Are you sick of the color pink now?
No, but weirdly, when we started, it was one of the questions, you know, does Barbie have to wear pink all the time? And the answer’s no, she doesn’t really. If you look at the history of Barbie, she really doesn’t wear pink all the time. It’s a funny — it’s not a misconception, she wears a lot of pink, but if you choose a pop of color or you combine colors and you’re just bright or quite punchy, I think you can do a Barbiecore look in almost anything, any color.
What did you first think when you saw people coming out to the theaters in their best Barbie costumes?
I was so pleased because everybody knows who Barbie is. Everyone has an idea and an understanding of Barbie, and this film provides a kind of community experience that we can all participate in that everyone feels part of, and I think that’s a great thing. I didn’t even think about that happening for a second and I’m so thrilled with it.
Can you tell us about your Dream Shop collaboration with threadUP?

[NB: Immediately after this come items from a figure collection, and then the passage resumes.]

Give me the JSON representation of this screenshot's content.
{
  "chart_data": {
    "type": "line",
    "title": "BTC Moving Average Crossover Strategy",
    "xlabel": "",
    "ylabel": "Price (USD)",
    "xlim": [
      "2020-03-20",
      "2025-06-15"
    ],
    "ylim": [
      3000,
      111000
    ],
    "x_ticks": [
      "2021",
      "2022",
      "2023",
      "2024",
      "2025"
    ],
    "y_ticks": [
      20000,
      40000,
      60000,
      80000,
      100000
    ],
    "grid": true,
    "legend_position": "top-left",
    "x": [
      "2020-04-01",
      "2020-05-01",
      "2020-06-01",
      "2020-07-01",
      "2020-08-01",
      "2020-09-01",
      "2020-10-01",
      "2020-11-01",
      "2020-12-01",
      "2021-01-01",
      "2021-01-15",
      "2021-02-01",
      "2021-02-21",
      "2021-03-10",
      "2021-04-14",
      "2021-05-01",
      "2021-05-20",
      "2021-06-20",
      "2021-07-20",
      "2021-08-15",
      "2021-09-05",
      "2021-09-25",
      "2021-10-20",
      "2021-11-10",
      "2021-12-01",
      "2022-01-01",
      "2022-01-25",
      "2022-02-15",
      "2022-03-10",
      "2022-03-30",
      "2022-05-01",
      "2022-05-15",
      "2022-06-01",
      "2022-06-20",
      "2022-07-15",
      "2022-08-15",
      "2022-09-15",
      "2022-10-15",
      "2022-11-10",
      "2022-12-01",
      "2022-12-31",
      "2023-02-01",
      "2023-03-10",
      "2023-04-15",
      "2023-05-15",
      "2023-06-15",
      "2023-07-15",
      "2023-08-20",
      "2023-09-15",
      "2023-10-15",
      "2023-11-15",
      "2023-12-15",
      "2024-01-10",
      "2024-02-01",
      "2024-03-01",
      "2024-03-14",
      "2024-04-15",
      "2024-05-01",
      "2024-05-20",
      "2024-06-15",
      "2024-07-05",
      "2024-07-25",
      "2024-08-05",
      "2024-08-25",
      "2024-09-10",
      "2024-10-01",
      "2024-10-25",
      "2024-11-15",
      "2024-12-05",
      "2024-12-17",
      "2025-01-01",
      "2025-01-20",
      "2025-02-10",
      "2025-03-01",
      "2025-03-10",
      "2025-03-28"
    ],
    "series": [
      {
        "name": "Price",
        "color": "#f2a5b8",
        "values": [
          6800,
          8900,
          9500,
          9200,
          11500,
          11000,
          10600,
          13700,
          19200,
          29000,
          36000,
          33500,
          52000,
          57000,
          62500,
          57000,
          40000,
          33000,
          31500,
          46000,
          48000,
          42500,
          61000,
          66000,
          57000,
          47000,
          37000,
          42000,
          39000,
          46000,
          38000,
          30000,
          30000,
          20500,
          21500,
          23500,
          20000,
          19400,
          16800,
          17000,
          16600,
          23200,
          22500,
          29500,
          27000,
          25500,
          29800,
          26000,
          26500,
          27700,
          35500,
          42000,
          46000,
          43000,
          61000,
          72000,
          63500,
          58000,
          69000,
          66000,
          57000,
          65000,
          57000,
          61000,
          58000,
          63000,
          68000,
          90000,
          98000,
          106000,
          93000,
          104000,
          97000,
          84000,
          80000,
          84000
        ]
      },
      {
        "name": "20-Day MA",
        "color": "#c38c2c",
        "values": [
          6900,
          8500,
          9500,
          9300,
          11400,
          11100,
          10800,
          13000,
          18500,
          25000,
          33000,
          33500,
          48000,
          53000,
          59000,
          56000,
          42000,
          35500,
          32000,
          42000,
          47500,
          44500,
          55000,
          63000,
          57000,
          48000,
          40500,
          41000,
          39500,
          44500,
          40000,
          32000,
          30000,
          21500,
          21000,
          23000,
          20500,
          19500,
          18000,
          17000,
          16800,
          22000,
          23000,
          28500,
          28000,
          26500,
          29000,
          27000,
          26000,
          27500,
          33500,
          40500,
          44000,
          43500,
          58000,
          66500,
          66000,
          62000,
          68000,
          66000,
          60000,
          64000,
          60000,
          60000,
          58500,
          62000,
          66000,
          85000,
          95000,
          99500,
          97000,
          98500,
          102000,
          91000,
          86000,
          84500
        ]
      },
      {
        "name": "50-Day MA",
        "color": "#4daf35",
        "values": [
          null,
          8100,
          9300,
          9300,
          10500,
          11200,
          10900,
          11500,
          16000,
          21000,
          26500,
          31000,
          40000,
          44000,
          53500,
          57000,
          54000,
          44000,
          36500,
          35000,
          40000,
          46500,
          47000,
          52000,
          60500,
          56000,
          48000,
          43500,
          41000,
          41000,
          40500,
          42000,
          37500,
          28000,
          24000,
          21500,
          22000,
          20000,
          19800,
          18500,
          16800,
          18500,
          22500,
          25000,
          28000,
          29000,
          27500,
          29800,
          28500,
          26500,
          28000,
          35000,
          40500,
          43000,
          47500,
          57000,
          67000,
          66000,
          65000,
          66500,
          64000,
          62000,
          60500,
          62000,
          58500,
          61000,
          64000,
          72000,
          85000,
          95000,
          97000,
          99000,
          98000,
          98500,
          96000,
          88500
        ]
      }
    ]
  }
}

I’d love to talk about that because it kind of goes back to the Barbiecore thing. I’m so happy that everybody wants to participate in the whole Barbie look, and I think the dressing up is really just a great fun thing to do, but I do worry about the amount of waste. I would love for everyone to do it sustainably. If it were possible for everybody to buy vintage or secondhand of everything and have fun that way, that would be great. I think that you can actually be more creative and make a more unique look and find extraordinary pieces in vintage almost more so than you can in stores. The amount of things that have been made in the past that you could create a Barbiecore look with is infinite almost. So, I would really love it if people delved into their creative selves and found their Barbiecore look sustainably. Also, if you all shop secondhand and go out together [with friends], you’re not going to end up with the same look. You’re going to have lots of different ways of interpreting Barbiecore which is a very elastic concept. It can take a lot.
I’ve interviewed a number of British costume designers. Do British women make the best costume designers?
I’ll tell you one thing about British costume designers, which is probably why you interview them more. We do a lot of period dramas here and costume designers tend to get more recognition for period dramas, and so maybe they get interviewed more often. But actually, we should broaden it out. All costume designing can be tough, and I think everyone deserves recognition, not just ones that do period dramas.